%0 Journal Article %J Arts Asiatiques %D 2005 %T Le clan des Tagore, de l'École du Bengale au Groupe de Calcutta %A NICOLAS NERCAM %X

The contribution of the Tagore's family in the intellectual and artistic field was extremely important. In the domain of visual arts, the work of Abanindranath, Gaganendranath, Rabindranath and Subho Tagore, from the colonial period to the post-colonial one, contributed greatly to the construction of Indian modern art. Abanindranath Tagore was the pioneer in the field of national art. He proclaimed in the name of Indian "authenticity" and allowed himself to be influenced by the court paintings of North India. From this time, the wish to break from the western academic illusionism by rediscovering the artistic patrimony of the Indian subcontinent, was openly called for. Gaganendranath and Rabindranath Tagore found another way to express this rupture. They chose to open the Indian cultural world to the foreign influences.
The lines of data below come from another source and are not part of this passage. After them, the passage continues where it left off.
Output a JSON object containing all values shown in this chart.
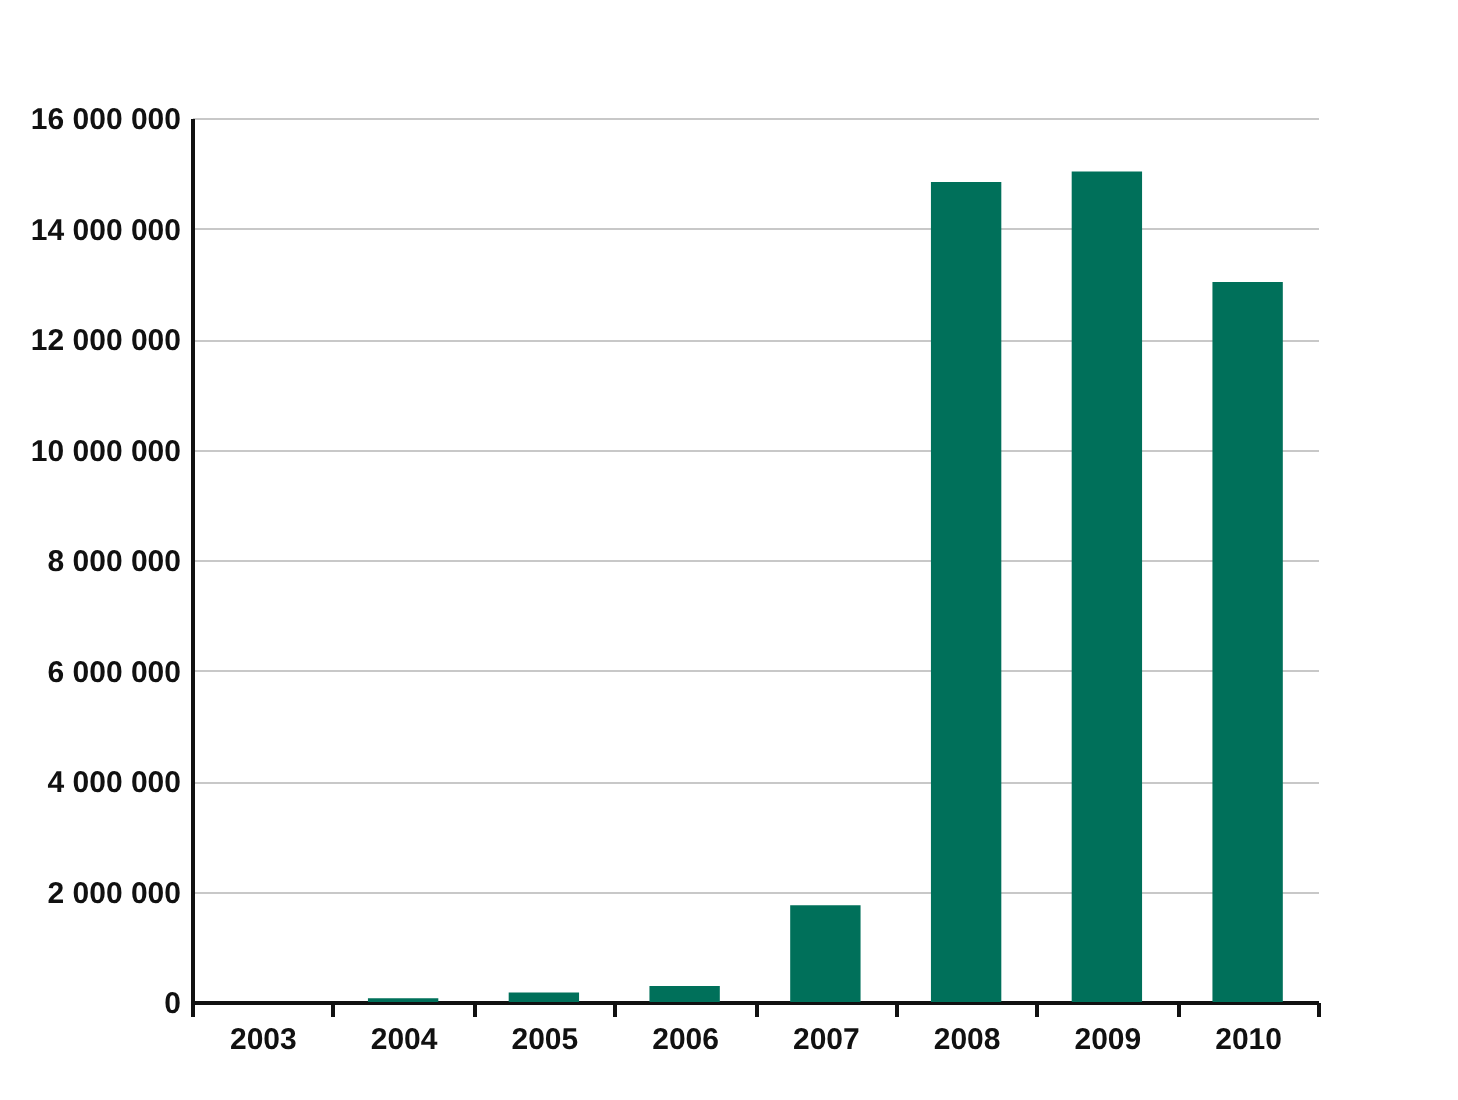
{
  "chart_data": {
    "type": "bar",
    "categories": [
      "2003",
      "2004",
      "2005",
      "2006",
      "2007",
      "2008",
      "2009",
      "2010"
    ],
    "values": [
      0,
      70000,
      170000,
      290000,
      1750000,
      14840000,
      15030000,
      13030000
    ],
    "color": "#00705a",
    "ylim": [
      0,
      16000000
    ],
    "yticks": [
      {
        "value": 0,
        "label": "0"
      },
      {
        "value": 2000000,
        "label": "2 000 000"
      },
      {
        "value": 4000000,
        "label": "4 000 000"
      },
      {
        "value": 6000000,
        "label": "6 000 000"
      },
      {
        "value": 8000000,
        "label": "8 000 000"
      },
      {
        "value": 10000000,
        "label": "10 000 000"
      },
      {
        "value": 12000000,
        "label": "12 000 000"
      },
      {
        "value": 14000000,
        "label": "14 000 000"
      },
      {
        "value": 16000000,
        "label": "16 000 000"
      }
    ],
    "grid": "y"
  }
}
This was a far cry from the nationalist principle of returning back to the "vedic age", Gaganendranath and Rabindranath Tagore expressed their artistic Indianity by being influenced by the Japanese art, the Aztec art, as well as the cubist, the expressionist and the fauvist forms. With the Independence, the tension between art and national identity had become less. Subho Tagore, founder-member of the Calcutta Group, was among the first Indian artists to proclaim openly the desire to belong to the international modernity.